Catástrofes naturais e omissão de auxílio

A omissão de auxílio deixa de ser punível quando em causa está apenas a recuperação ou protecção de património.

As consequências legais relativas à omissão de auxílio em situações de catástrofes naturais é um tema complexo e que deixa várias questões em aberto, podendo ser analisado em várias vertentes.

Importa antes de mais atentar para o artigo 200.º do Código Penal (introduzido com o Código Penal de 1982) o qual dispõe que “Quem, em caso de grave necessidade, nomeadamente provocada por desastre, calamidade pública ou situação de perigo comum, que ponha em perigo a vida, a integridade física ou a liberdade de outra pessoa, deixar de lhe prestar o auxílio necessário ao afastamento do perigo, seja por acção pessoal, seja promovendo o socorro, é punido com pena de prisão até um ano ou com pena de multa até 120 dias”. Nos termos do nº 2 desse mesmo artigo, “se a situação referida tiver sido criada por aquele que omite o auxílio devido, o omitente é punido com pena de prisão até dois anos ou com pena multa até 240 dias”. Por fim, o nº 3 refere ainda que “a omissão de auxílio não é punível quando se verificar grave risco para a vida ou integridade física do omitente ou quando, por outro motivo revelante, o auxílio lhe não for exigível”.

Existe assim, neste artigo, uma clara obrigação de auxílio a terceiros visando afastar uma situação de perigo que possa afectar a vida ou a integridade física de outrem. Sendo certo que essa obrigação é temperada com o facto de não existir qualquer condenação criminal quando se verificar um grave risco para a vida ou para a integridade física daquele sobre o qual recai o dever de auxílio ou quando, por outra razão, o auxílio não for exigível.

Importa dizer que neste tipo legal de crime, estão em causa apenas e só os bens jurídicos pessoais (como a vida, a saúde e a integridade física) e não os bens jurídicos patrimoniais. Assim, a omissão de auxílio deixa de ser punível quando em causa está apenas a recuperação ou protecção de património (tanto assim que este crime encontra-se no título dedicado a crimes contra pessoas e não no título seguinte relativo a crimes contra o património).

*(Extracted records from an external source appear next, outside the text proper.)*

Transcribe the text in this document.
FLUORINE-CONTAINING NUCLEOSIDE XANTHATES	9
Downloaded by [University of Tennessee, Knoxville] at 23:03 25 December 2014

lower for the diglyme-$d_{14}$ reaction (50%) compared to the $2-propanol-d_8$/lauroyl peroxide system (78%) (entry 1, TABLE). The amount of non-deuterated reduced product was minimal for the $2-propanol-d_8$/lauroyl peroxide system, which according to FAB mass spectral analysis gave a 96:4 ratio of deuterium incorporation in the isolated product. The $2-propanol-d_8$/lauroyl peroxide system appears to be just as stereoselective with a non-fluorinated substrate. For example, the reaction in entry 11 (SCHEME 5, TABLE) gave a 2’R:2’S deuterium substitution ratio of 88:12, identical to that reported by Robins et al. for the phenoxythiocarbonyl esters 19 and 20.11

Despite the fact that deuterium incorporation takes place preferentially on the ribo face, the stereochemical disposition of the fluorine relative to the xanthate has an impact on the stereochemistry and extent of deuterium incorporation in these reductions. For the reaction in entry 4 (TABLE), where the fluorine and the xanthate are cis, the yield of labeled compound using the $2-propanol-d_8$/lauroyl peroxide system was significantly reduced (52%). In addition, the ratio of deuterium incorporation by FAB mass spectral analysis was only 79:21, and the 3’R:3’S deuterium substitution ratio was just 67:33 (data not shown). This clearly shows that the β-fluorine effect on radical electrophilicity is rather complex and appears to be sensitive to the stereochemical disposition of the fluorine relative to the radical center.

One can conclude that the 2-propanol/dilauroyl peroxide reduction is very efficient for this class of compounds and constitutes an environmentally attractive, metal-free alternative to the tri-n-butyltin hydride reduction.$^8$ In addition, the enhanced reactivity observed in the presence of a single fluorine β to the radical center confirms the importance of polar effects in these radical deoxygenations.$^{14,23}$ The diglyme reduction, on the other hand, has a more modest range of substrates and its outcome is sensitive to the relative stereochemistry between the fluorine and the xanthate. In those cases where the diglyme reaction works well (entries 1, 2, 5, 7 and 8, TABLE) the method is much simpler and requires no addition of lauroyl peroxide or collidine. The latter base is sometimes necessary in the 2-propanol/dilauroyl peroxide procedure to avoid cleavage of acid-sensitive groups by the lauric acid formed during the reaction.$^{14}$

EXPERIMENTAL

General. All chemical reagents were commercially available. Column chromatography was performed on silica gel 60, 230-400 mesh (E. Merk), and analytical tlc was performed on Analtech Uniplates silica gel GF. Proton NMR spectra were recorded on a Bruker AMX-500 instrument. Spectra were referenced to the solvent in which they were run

Como requisitos deste crime estão a existência de uma grave necessidade e de perigo iminente, sendo indiferente que as causas de perigo sejam de natureza natural ou humana.

Também presente está a exigência de dolo, em qualquer uma das suas formas, assim pode não ser necessária a prática de um acto deliberado mas basta que alguém se depare com uma situação de grave necessidade, nada fazendo e conformando-se passivamente com essa situação, para se verificar a prática um crime de omissão de auxílio.

Como referimos, é fácil levantarem-se questões práticas complexas. Assim, e por exemplo, a questão da comparticipação neste tipo de crime pode ser relevante, por exemplo através daquele que instiga ou que estimule a não ser prestado o auxílio.

Também com interesse prático, e de difícil resolução, temos a situação chamada de conflito de deveres, que acontece quando alguém é confrontado com deveres jurídicos de natureza diferente e tem que cumprir aquele dever que é de valor superior ou igual. Num outro plano, também ele merecedor de reflexão, temos a situação em que não é prestado auxílio na medida em que existe uma necessidade de preservação dos bens patrimoniais daquele sobre o qual recai o dever de auxílio. Neste último caso, a opção do legislador parece ter sido clara no sentido de que o omitente pode recusar o auxílio quando esteja em causa a sua vida e integridade física e não quando é confrontado com a necessidade de preservar o seu património (o qual deve assim ser sacrificado).

Em suma, estamos perante uma multiplicidade de cenários e de complexas respostas, verificando-se que é muito pouca a jurisprudência sobre este tema em particular, sinónimo de que não são muitos os casos que acabam por chegar a Tribunal derivados da omissão de auxílio em cenários de catástrofes naturais.